In complexity, we don’t expect to know exactly why a fix works. We have reasons to believe it won’t hurt, so we try it and find out what happens.
This week, my demo app running in Kubernetes stopped serving the page. Other pages (served by other services) work, but there’s one the proxy can’t seem to connect to. So I kill the pod. Kubernetes restarts it, and poof, it works again. I don’t know why, but I know what to do.
For someone else with more expertise in Kubernetes, this demo app might be complicated instead of complex. They might be able to drill into the failing network connection, gather more information, look at configuration, and tell my why this keeps happening and how to fix it for good. But that’s beyond my skills, so I have to treat this system as complex.
This means the same system is complicated or complex depending on what (or whom) you know.
With deep investigation, complex software can become merely complicated.
And that means we can move a system from complex to complicated by gaining the expertise and access we need. I’m frustrated by my own puzzlement with Kubernetes, so I’m reading a book about it. When I have time, a puzzle like this is an opportunity to drop down a level of abstraction and expand my investigative capacities.
During an incident, we start with the system in the complex domain. (If we understood it perfectly, would this be happening?) We check known influencers, like CPU and disk space. Meanwhile, we call in someone who has the most expertise on whatever part is failing, so that they can make an analytical approach to a smaller, complicated system.
Observability helps us work in complexity, and it helps with the transition to complicated.
Observability helps here in two ways: we can see what we’re doing in a complex system, and we can see where to look for expertise in a complicated system.

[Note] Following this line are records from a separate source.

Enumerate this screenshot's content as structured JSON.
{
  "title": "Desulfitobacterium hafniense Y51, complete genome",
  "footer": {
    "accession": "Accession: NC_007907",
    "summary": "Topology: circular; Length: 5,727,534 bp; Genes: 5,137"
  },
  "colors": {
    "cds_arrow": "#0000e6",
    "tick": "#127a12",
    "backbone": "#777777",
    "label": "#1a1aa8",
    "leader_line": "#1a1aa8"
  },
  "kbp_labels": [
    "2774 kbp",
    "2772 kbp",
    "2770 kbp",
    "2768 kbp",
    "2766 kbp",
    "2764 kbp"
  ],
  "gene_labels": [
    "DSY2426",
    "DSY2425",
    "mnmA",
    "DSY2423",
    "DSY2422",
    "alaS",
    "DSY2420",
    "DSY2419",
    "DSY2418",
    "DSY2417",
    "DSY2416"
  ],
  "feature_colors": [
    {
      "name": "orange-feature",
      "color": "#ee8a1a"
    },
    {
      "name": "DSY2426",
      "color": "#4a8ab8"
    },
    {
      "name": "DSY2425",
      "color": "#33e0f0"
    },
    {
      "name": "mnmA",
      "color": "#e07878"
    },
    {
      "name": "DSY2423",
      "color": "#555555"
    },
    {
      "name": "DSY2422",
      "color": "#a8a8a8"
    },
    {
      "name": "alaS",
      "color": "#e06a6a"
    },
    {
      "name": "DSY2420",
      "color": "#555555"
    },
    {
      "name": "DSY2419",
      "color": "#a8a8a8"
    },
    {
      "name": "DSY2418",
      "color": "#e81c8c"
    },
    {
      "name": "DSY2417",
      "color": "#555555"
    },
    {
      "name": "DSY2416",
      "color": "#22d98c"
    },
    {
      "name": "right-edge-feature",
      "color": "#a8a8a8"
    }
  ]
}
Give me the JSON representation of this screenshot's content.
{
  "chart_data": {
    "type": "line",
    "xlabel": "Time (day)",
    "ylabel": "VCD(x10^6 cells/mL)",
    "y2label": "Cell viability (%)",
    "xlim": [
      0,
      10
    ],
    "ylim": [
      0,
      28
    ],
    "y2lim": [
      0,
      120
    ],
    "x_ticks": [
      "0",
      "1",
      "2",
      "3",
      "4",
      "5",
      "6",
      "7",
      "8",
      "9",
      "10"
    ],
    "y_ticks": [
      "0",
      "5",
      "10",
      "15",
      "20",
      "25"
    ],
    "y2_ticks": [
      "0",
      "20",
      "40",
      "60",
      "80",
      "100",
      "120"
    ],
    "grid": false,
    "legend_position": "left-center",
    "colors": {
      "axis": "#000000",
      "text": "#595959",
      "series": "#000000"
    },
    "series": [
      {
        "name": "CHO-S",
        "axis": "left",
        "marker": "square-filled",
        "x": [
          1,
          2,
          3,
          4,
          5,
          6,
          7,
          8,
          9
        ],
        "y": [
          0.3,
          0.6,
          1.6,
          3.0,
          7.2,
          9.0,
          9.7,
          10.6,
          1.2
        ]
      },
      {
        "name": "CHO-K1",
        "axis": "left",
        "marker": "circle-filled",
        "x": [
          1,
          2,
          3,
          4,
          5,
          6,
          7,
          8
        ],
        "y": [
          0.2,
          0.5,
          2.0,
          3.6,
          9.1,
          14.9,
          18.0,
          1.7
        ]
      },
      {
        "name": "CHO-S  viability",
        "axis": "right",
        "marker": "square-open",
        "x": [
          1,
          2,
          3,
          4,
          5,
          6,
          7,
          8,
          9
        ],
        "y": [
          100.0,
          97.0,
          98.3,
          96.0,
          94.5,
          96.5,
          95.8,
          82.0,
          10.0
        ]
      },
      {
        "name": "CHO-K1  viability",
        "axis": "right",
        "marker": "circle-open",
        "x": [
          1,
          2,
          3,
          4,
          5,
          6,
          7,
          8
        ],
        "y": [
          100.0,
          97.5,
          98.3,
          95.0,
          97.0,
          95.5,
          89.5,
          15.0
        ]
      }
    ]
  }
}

To work within complexity, we need to make small changes and then see what happens. If customers are experiencing a drastic rise in errors, we might ask “what is different about the failing requests?” Perhaps a large chunk of them hit a particular service instance. We restart that instance, and look at the results. We watch the error rate, and also look for other effects. Did latency change? How are the other instances looking?

To understand what happened, we move the system from complex to complicated. What code threw the error? What was it trying to do? Who knows that about component? A distributed trace points to the code to look at. It gives us clues about the input and the output. Then we can drill into the code and reason about it.

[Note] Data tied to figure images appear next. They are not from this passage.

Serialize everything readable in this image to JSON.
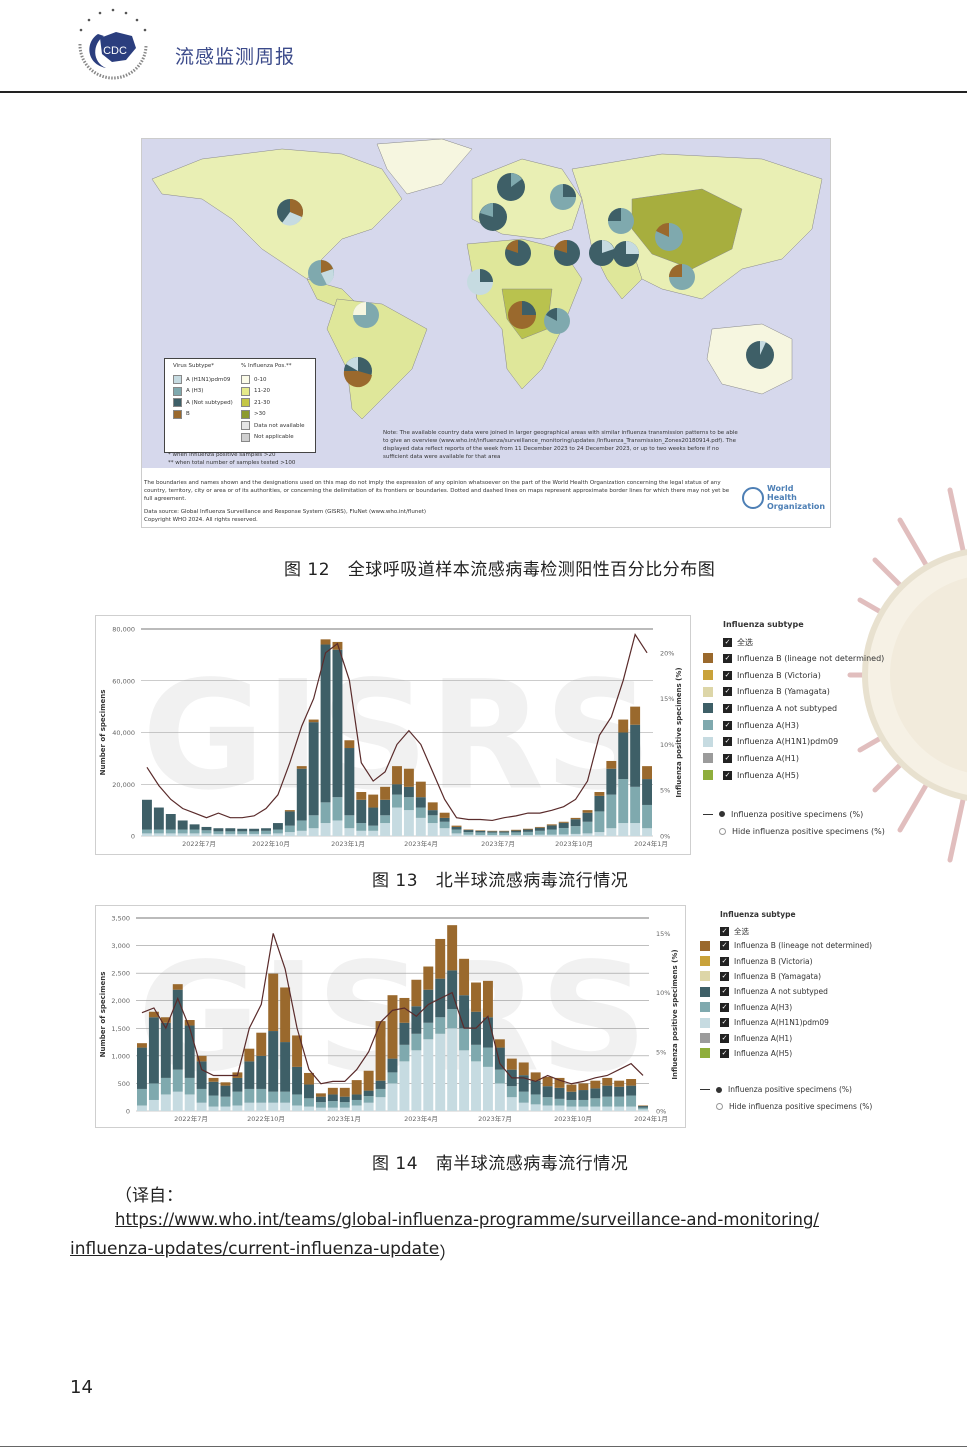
{
  "header": {
    "title": "流感监测周报",
    "logo_text": "CDC",
    "logo_ring_text": "CHINESE CENTER FOR DISEASE CONTROL AND PREVENTION"
  },
  "colors": {
    "h1n1": "#c6dbe1",
    "h3": "#7fa9ae",
    "anot": "#3e5f67",
    "b": "#9a692d",
    "victoria": "#c9a23a",
    "yamagata": "#ddd6a8",
    "h1": "#9b9b9b",
    "h5": "#8fae3c",
    "line": "#5a2b2b"
  },
  "figure12": {
    "caption": "图 12   全球呼吸道样本流感病毒检测阳性百分比分布图",
    "legend_subtype_title": "Virus Subtype*",
    "legend_subtypes": [
      "A (H1N1)pdm09",
      "A (H3)",
      "A (Not subtyped)",
      "B"
    ],
    "legend_pos_title": "% Influenza Pos.**",
    "legend_pos": [
      "0-10",
      "11-20",
      "21-30",
      ">30",
      "Data not available",
      "Not applicable"
    ],
    "foot1": "* when influenza positive samples >20",
    "foot2": "** when total number of samples tested >100",
    "note": "Note: The available country data were joined in larger geographical areas with similar influenza transmission patterns to be able to give an overview (www.who.int/influenza/surveillance_monitoring/updates /Influenza_Transmission_Zones20180914.pdf). The displayed data reflect reports of the week from 11 December 2023 to 24 December 2023, or up to two weeks before if no sufficient data were available for that area",
    "disclaimer": "The boundaries and names shown and the designations used on this map do not imply the expression of any opinion whatsoever on the part of the World Health Organization concerning the legal status of any country, territory, city or area or of its authorities, or concerning the delimitation of its frontiers or boundaries. Dotted and dashed lines on maps represent approximate border lines for which there may not yet be full agreement.",
    "source": "Data source: Global Influenza Surveillance and Response System (GISRS), FluNet (www.who.int/flunet)",
    "copyright": "Copyright WHO 2024. All rights reserved.",
    "who_logo": "World Health Organization"
  },
  "legend": {
    "title": "Influenza subtype",
    "select_all": "全选",
    "items": [
      "Influenza B (lineage not determined)",
      "Influenza B (Victoria)",
      "Influenza B (Yamagata)",
      "Influenza A not subtyped",
      "Influenza A(H3)",
      "Influenza A(H1N1)pdm09",
      "Influenza A(H1)",
      "Influenza A(H5)"
    ],
    "show_line": "Influenza positive specimens (%)",
    "hide_line": "Hide influenza positive specimens (%)"
  },
  "chart_data": [
    {
      "type": "bar",
      "title": "北半球流感病毒流行情况",
      "caption": "图 13   北半球流感病毒流行情况",
      "watermark": "GISRS",
      "ylabel": "Number of specimens",
      "y2label": "Influenza positive specimens (%)",
      "ylim": [
        0,
        80000
      ],
      "y2lim": [
        0,
        22.6
      ],
      "yticks": [
        "0",
        "20,000",
        "40,000",
        "60,000",
        "80,000"
      ],
      "y2ticks": [
        "0%",
        "5%",
        "10%",
        "15%",
        "20%"
      ],
      "xticks": [
        "2022年7月",
        "2022年10月",
        "2023年1月",
        "2023年4月",
        "2023年7月",
        "2023年10月",
        "2024年1月"
      ],
      "stack_order": [
        "h1n1",
        "h3",
        "anot",
        "b"
      ],
      "unit_scale": 1000,
      "stacks": [
        [
          1,
          1.5,
          11.5,
          0
        ],
        [
          1,
          1.5,
          8.5,
          0
        ],
        [
          1,
          1.5,
          6,
          0
        ],
        [
          1,
          1.5,
          3.5,
          0
        ],
        [
          1,
          1.5,
          2,
          0
        ],
        [
          1,
          1.2,
          1.3,
          0
        ],
        [
          0.8,
          1,
          1.2,
          0
        ],
        [
          0.8,
          1,
          1.2,
          0
        ],
        [
          0.8,
          1,
          1,
          0
        ],
        [
          0.8,
          1,
          1,
          0
        ],
        [
          0.8,
          1.2,
          1,
          0
        ],
        [
          1,
          1.5,
          2.5,
          0
        ],
        [
          1.5,
          2.5,
          5.5,
          0.5
        ],
        [
          2,
          4,
          20,
          1
        ],
        [
          3,
          5,
          36,
          1
        ],
        [
          5,
          8,
          61,
          2
        ],
        [
          6,
          9,
          57,
          3
        ],
        [
          3,
          5,
          26,
          3
        ],
        [
          2,
          3,
          9,
          3
        ],
        [
          2,
          2,
          7,
          5
        ],
        [
          5,
          3,
          6,
          5
        ],
        [
          11,
          5,
          4,
          7
        ],
        [
          10,
          5,
          4,
          7
        ],
        [
          7,
          4,
          4,
          6
        ],
        [
          5,
          3,
          2,
          3
        ],
        [
          3,
          2.5,
          1.5,
          2
        ],
        [
          1,
          1.5,
          1,
          0.5
        ],
        [
          0.5,
          1,
          0.8,
          0.2
        ],
        [
          0.4,
          1,
          0.6,
          0.2
        ],
        [
          0.4,
          0.9,
          0.5,
          0.2
        ],
        [
          0.4,
          0.9,
          0.5,
          0.2
        ],
        [
          0.4,
          1,
          0.7,
          0.3
        ],
        [
          0.4,
          1.2,
          0.9,
          0.3
        ],
        [
          0.5,
          1.5,
          1.2,
          0.3
        ],
        [
          0.5,
          2,
          1.6,
          0.4
        ],
        [
          0.6,
          2.5,
          2,
          0.4
        ],
        [
          0.8,
          3,
          2.7,
          0.5
        ],
        [
          1,
          4.5,
          3.5,
          1
        ],
        [
          1.5,
          8,
          6,
          1.5
        ],
        [
          3,
          13,
          10,
          3
        ],
        [
          5,
          17,
          18,
          5
        ],
        [
          5,
          14,
          24,
          7
        ],
        [
          3,
          9,
          10,
          5
        ]
      ],
      "positive_pct": [
        7.5,
        5.5,
        4,
        3,
        2.5,
        2,
        2.5,
        2,
        2,
        2.2,
        3,
        4.5,
        8,
        12,
        15,
        20,
        21,
        17,
        8,
        6,
        7,
        10,
        11.5,
        10,
        7,
        4,
        2,
        1.8,
        1.8,
        1.7,
        2,
        2.2,
        2.5,
        2.5,
        2.8,
        3.2,
        4,
        6,
        11,
        13,
        17,
        22,
        20
      ]
    },
    {
      "type": "bar",
      "title": "南半球流感病毒流行情况",
      "caption": "图 14   南半球流感病毒流行情况",
      "watermark": "GISRS",
      "ylabel": "Number of specimens",
      "y2label": "Influenza positive specimens (%)",
      "ylim": [
        0,
        3500
      ],
      "y2lim": [
        0,
        16.3
      ],
      "yticks": [
        "0",
        "500",
        "1,000",
        "1,500",
        "2,000",
        "2,500",
        "3,000",
        "3,500"
      ],
      "y2ticks": [
        "0%",
        "5%",
        "10%",
        "15%"
      ],
      "xticks": [
        "2022年7月",
        "2022年10月",
        "2023年1月",
        "2023年4月",
        "2023年7月",
        "2023年10月",
        "2024年1月"
      ],
      "stack_order": [
        "h1n1",
        "h3",
        "anot",
        "b"
      ],
      "unit_scale": 1,
      "stacks": [
        [
          100,
          300,
          750,
          80
        ],
        [
          200,
          300,
          1200,
          100
        ],
        [
          300,
          300,
          1000,
          100
        ],
        [
          350,
          400,
          1450,
          100
        ],
        [
          300,
          300,
          950,
          100
        ],
        [
          150,
          250,
          500,
          100
        ],
        [
          80,
          200,
          250,
          70
        ],
        [
          80,
          180,
          200,
          60
        ],
        [
          100,
          250,
          250,
          100
        ],
        [
          150,
          250,
          500,
          230
        ],
        [
          150,
          250,
          600,
          420
        ],
        [
          150,
          200,
          1100,
          1040
        ],
        [
          150,
          200,
          900,
          990
        ],
        [
          100,
          200,
          500,
          570
        ],
        [
          80,
          150,
          250,
          210
        ],
        [
          60,
          100,
          100,
          60
        ],
        [
          60,
          120,
          120,
          120
        ],
        [
          60,
          100,
          100,
          160
        ],
        [
          100,
          100,
          100,
          260
        ],
        [
          150,
          120,
          100,
          360
        ],
        [
          250,
          150,
          150,
          1080
        ],
        [
          500,
          200,
          250,
          1150
        ],
        [
          900,
          300,
          400,
          450
        ],
        [
          1100,
          300,
          500,
          480
        ],
        [
          1300,
          300,
          600,
          420
        ],
        [
          1400,
          300,
          700,
          720
        ],
        [
          1500,
          350,
          700,
          820
        ],
        [
          1100,
          400,
          600,
          660
        ],
        [
          900,
          300,
          600,
          530
        ],
        [
          800,
          350,
          550,
          660
        ],
        [
          500,
          250,
          400,
          150
        ],
        [
          250,
          200,
          300,
          200
        ],
        [
          150,
          200,
          300,
          230
        ],
        [
          120,
          180,
          250,
          150
        ],
        [
          100,
          150,
          200,
          170
        ],
        [
          100,
          120,
          200,
          180
        ],
        [
          80,
          120,
          150,
          130
        ],
        [
          80,
          120,
          180,
          120
        ],
        [
          80,
          150,
          180,
          140
        ],
        [
          80,
          180,
          200,
          140
        ],
        [
          80,
          180,
          180,
          110
        ],
        [
          80,
          200,
          180,
          120
        ],
        [
          30,
          30,
          30,
          10
        ]
      ],
      "positive_pct": [
        8.3,
        8.7,
        7,
        9.5,
        7,
        3.5,
        3,
        3,
        3,
        7,
        9,
        15,
        12,
        7,
        3.5,
        2.3,
        2.5,
        2.5,
        3.5,
        5,
        7.5,
        8.5,
        8.7,
        8,
        9,
        9.5,
        10,
        7,
        7,
        8,
        4,
        2.8,
        2.8,
        2.5,
        3,
        2.6,
        2.3,
        2.5,
        2.8,
        3,
        3.5,
        4,
        3
      ]
    }
  ],
  "source_note": {
    "prefix": "（译自：",
    "url_line1": "https://www.who.int/teams/global-influenza-programme/surveillance-and-monitoring/",
    "url_line2": "influenza-updates/current-influenza-update",
    "suffix": "）"
  },
  "page_number": "14"
}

Other times our traces can only give us clues, and aggregations or metrics give us other clues.

Software is theoretically complicated, effectively complex. We can work with this.
I love programming because there is a reason for everything. (Even if sometimes it’s a solar ray flipping a bit and corrupting data.) Every violation of my expectations is either a design decision, a bug in some code, or an unexpected interaction that we can learn from. The painful part is giving up, not going that deep.
The other day in Honeycomb, I asked it “what is different about these events” and it ordered the little charts wrong. The interesting different ones were at the end. I reloaded the page (classic complex-system strategy) and that didn’t fix it. This wasn’t stopping my work, so I threw a screenshot in my Slack channel and went on to other business.

Ashley stopped by my channel, saw the screenshot, and something about the little donuts in the graphs tickled her memory. She knew that these graphs were cached under some circumstances, and that the code had changed recently. She took a look at it, and fixed the bug. To her, this page was complicated. She found a proper root cause for the behavior. Then she changed it on purpose, with results she could predict.
For Ashley, as a person integrated into the system, with how it works fresh in their head, unexpected behavior is a complicated problem to reason about it. For me, as a user, it was complex and could only be prodded with restarts and whatever input I could change.
And even for Ashley, the Honeycomb product as a whole is complex. Nobody can understand the whole thing at once.
Software is always going to grow big enough to be complex, and complicated at the same time. The difference is us, and how much time we have. We can work with it both ways.